In 1983, at the age of 28, Sarkozy became the mayor of Neuilly, an upper-class residential suburb to the west of Paris. Ten years later, by which time he had become an elected parliamentarian, Sarkozy broke into the news for his courageous role in handling negotiations with a crazy armed guy, calling himself Human Bomb, who had entered a kindergarten in Neuilly and taken 21 kids as hostages. I remember listening to news on this dramatic affair on my car radio as I crossed France in the summer of 1993, to start work in Grenoble. Finally, the elite police force known as the RAID [Recherche Assistance Intervention Dissuasion] burst into the kindergarten while Human Bomb was dozing, and filled his skull with lead. I've always imagined that this affair symbolized the start of Sarkozy's ascension in the world of politics and police.

Friday, April 13, 2007

Maybe a whitewash for Chirac

Everybody in France is familiar with the time-honored satirical weekly named Le Canard enchaîné (the duck in chains)... including people who've never actually read it. Long ago, tabloid newspapers were referred to disparagingly as ducks because their content was likened to a quacking noise. [In English, too, fake doctors are called quacks, probably for the same reason.] The great statesman Georges Clemenceau [1841-1929] edited a newspaper called L'homme enchaîné (man in chains). When the Canard enchaîné was founded in 1915, its name was a humorous allusion to Clemenceau's newspaper. These days, in the title of the newspaper, the "ears" on either side of the name (which generally present a topical pun) feature ducks.
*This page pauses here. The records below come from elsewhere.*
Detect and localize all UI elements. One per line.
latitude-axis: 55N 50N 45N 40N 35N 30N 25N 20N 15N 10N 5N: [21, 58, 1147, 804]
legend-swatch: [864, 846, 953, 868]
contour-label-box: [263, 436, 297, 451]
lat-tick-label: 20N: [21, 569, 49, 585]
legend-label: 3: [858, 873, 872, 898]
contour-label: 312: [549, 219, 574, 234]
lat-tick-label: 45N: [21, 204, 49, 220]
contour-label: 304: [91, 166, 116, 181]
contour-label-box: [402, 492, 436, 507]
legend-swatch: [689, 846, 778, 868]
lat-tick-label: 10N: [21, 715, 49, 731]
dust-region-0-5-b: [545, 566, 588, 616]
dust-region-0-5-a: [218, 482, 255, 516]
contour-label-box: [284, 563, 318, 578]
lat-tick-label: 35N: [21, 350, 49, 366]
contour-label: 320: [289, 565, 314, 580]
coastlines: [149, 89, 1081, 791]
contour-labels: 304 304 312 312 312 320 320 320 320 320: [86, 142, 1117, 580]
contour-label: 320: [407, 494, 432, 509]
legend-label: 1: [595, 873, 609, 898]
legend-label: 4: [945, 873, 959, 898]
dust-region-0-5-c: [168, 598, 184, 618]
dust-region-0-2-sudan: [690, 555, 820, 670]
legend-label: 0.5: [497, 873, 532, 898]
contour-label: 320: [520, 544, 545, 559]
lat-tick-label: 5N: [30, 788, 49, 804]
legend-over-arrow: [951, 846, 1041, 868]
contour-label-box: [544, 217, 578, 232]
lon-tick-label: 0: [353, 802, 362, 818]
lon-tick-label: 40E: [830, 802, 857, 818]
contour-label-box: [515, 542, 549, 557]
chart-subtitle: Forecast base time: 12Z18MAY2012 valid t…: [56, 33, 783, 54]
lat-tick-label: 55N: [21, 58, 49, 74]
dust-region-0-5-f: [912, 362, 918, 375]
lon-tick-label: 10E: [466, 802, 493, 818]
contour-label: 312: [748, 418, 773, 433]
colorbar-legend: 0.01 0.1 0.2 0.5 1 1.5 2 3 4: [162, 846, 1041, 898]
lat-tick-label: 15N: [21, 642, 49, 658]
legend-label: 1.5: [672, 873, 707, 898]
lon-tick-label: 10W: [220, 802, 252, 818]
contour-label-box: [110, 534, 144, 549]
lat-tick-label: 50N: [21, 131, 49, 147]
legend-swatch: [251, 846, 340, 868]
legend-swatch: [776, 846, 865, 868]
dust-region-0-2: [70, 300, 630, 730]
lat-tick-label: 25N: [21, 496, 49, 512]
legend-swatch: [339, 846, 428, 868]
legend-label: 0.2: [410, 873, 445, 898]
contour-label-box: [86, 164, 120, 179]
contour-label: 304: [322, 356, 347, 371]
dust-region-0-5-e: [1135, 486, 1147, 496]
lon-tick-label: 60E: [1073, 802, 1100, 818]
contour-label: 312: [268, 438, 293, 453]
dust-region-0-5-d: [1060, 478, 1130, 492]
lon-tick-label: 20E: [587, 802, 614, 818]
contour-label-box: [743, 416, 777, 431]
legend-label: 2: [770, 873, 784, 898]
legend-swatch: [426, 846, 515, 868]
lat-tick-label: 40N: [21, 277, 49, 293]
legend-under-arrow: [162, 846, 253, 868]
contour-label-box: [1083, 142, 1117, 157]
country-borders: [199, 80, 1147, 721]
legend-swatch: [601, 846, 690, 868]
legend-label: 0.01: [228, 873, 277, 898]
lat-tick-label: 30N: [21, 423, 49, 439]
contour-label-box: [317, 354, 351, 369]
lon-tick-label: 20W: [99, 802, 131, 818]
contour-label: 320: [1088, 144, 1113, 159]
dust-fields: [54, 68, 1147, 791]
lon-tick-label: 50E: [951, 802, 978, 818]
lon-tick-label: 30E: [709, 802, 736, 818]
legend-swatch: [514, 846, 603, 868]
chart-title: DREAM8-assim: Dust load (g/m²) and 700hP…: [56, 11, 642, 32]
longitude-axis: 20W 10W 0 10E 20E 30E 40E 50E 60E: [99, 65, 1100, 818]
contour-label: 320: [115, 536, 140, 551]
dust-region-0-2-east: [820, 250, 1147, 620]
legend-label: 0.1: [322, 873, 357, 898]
The Canard enchaîné has just thrown a spanner into the electoral works by suggesting that, "according to informed sources" (as the saying goes), the candidate Nicolas Sarkozy has promised Jacques Chirac that, after his re-entry into civilian life, the ex-president will not be pursued by the law for misdemeanors allegedly committed back in the days when he was the mayor of Paris. Naturally, both Chirac and Sarkozy immediately rejected this allegation, but there's a good chance that it's true, because claims made by the Canard enchaîné usually turn out to be based upon factual information. In any case, it's true that Chirac will have some serious explaining to do when the law starts to ask him questions. So, the idea that he might have bartered his support for Sarkozy, against a legal whitewash, is perfectly plausible. It's an interesting hypothesis. All we can do is to wait and see.